I remember those earlier discussions well, some of them dating back to the days of the Last Mile Technology Thread during the late nineties. As for the low-latency trading space, there have always been firms, going back to the sixties, that use rooftop- and window- based microwave in the financial securities sector. I suspected, a while ago, that if anyone was using RF for its latency characteristics they'd pretty much have an incentive it keep it to themselves, given the competitive advantage they'd lose by boasting about it. It kinda makes it hard for those who are not good at containing the urge to brag, but given the stakes, but the tradeoffs for keeping the matter steeped in stealth is probably well worth it. Or, at least it 'was', until now :)

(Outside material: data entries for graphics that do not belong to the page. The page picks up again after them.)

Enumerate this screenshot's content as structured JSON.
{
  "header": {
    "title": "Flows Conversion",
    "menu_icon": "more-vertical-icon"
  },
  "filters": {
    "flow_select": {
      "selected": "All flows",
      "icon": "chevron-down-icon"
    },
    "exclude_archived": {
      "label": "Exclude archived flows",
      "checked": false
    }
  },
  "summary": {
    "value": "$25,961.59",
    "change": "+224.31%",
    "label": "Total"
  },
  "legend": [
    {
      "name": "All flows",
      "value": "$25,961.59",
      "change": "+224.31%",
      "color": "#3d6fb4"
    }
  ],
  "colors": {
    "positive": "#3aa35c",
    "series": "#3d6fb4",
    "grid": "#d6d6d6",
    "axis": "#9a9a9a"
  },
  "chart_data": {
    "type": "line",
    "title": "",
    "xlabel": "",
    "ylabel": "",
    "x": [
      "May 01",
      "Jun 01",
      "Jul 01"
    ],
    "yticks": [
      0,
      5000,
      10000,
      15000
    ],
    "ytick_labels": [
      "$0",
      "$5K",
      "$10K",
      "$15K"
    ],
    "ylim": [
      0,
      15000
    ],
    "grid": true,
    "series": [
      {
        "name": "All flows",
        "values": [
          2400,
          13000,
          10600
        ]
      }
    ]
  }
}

A little over a year ago, IIRC, I posited this assertion (which your reference article details nicely) in an off-list (PM) discussion with a fellow board member here in nFCTF (who is free to step forward on his own if he chooses) and proceeded to run the numbers per the coefficients outlined here: tinyurl.com . The results unsurprisingly supported the thesis.

One of the interesting aspects about this, from my perspective, is the siting of surrogate/satellite/virtually-colocated data centers along corridors that tie together urban trading centers and the data centers of the primary exchanges. It recalls how towns and trader posts were built along railroad tracks, rivers, etc., but didn't necessarily have to be so if wireless were used instead of fiber.

Interestingly, today this presents a new kind of problem, a paradox, if you will, and that is the RF "path" congestion on those same corridors connecting data centers that might not have been located where they now exist if wireless had remained a dominant or equally utilized part of the mix. The primary data centers, too, are either initially situated along existing fiber routes, I should add, or their very existence in a given location becomes the impetus for building more fiber routes to them.

Of course, most pundits/journalists/practitioners believe the myths they spew, and there is no greater myth in our space today than the belief that fiber offers communications at the speed of light.